All families and friends of long-term missing persons are welcome. Attendees wishing to be interviewed are strongly encouraged to make an appointment by calling (212) 323-1201. Providing information is voluntary and used only for identification purposes. Interpretation services are available.
Saturday, May 4, 2019
9:00 a.m. - 3:00 p.m.
NYC Office of Chief Medical Examiner (OCME) – Hirsch Building
421 East 26th Street (at 1st Avenue)
New York, NY 10016
Subway: 6 train to 33rd Street; Bus: M15, M34
This facility is accessible. Accommodation requests are appreciated in advance
Why: More than 13,000 people were reported missing in New York City last year, with many, including at least 200 children, missing long term. Nationwide, there are more than 87,000 active missing persons cases, and thousands of unidentified persons in the custody of medical examiner's offices, without information entered into national identification databases. New York City Missing Persons Day lets loved ones share information, such as photos, histories, and DNA samples, that can help identify and find those who went missing in New York City, and other jurisdictions.

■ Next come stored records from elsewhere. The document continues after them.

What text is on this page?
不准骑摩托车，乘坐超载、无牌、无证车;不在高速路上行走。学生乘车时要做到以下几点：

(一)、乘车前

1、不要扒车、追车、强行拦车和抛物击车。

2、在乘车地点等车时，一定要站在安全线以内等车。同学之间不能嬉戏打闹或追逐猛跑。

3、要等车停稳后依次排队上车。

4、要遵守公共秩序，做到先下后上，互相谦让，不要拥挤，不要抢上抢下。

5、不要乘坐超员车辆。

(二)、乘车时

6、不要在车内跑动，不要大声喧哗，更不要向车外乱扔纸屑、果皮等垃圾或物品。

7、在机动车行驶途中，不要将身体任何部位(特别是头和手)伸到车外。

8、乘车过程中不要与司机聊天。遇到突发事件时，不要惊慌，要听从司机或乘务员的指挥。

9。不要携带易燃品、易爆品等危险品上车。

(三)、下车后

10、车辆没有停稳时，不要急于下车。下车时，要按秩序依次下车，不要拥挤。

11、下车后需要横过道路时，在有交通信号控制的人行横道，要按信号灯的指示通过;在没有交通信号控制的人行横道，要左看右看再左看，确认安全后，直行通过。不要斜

Now in its fourth year, New York City Missing Persons Day has served hundreds of families, and is credited with leading to seven identifications of missing persons in the New York metropolitan area since its launch in 2014.
Who: Hosted by OCME, in partnership with the NYPD Missing Persons Unit, NYC Department of Health and Mental Hygiene, NYC Office of Emergency Management, American Red Cross, Disaster Chaplaincy Services, National Center for Missing and Exploited Children, National Missing and Unidentified Persons System (NamUs), the Center for Hope, with support from the National Institute of Justice.